First, get involved. Boys may put out signals that they don’t want you involved in their lives, but they do. They just don’t want the wrong kind of attention. They don’t want to be pestered with your nagging questions about grades and missing work, but they do want to connect with you. Indeed, many are lonely. Show an interest in your children’s days, and model your own self-improvement and growth. Do not allow your children to isolate themselves in their rooms. Instead, show them how to cook, clean, wash the car, or do lawn work. They would also benefit from discussing news, politics, religion, and money with you, because these are pressing issues today. Many parents fail to include their children in these discussions or to seek their emerging points of view. Firming up the parent-child bond has never been more important, and just because they have schoolwork to complete does not mean that they do not have time for family chores and discussions.
Second, our sons need to gain some traction in school. Attaining some success in school will help breed greater confidence and motivation. Structure can help them do that, and a busy life ironically leads to a more organized life. Just as sleep begets sleep, productivity begets productivity. Accordingly, ensure that your children have ample healthy activities or interests to hold their attention outside of the classroom.

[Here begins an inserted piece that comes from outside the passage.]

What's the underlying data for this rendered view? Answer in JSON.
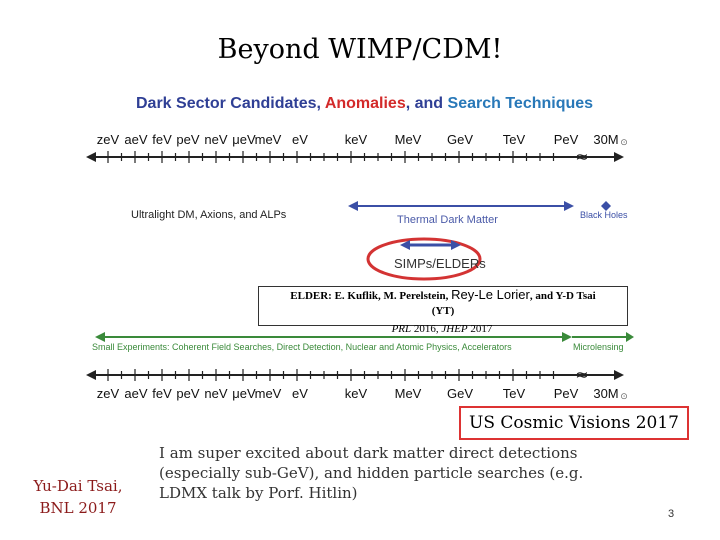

You should also expect your children to do some schoolwork at home every day, even every weekend, whether that is reading over class notes for improved retention, filing paper work, polishing off written assignments, actively preparing for upcoming assessments, or reading a book. (Note that reading over notes is not active studying.) Scheduling with your child a one-hour period at the same time every day for the completion of this work without access to a phone and preferably in a common area will help them gain that initial traction. Many of them might benefit from more time, but one hour is a reasonable start.
As we move closer to the second semester of our school year, let’s address the waning motivation of our high school boys. Let’s get them involved in family and in activities, and let’s get them reengaged in their own futures.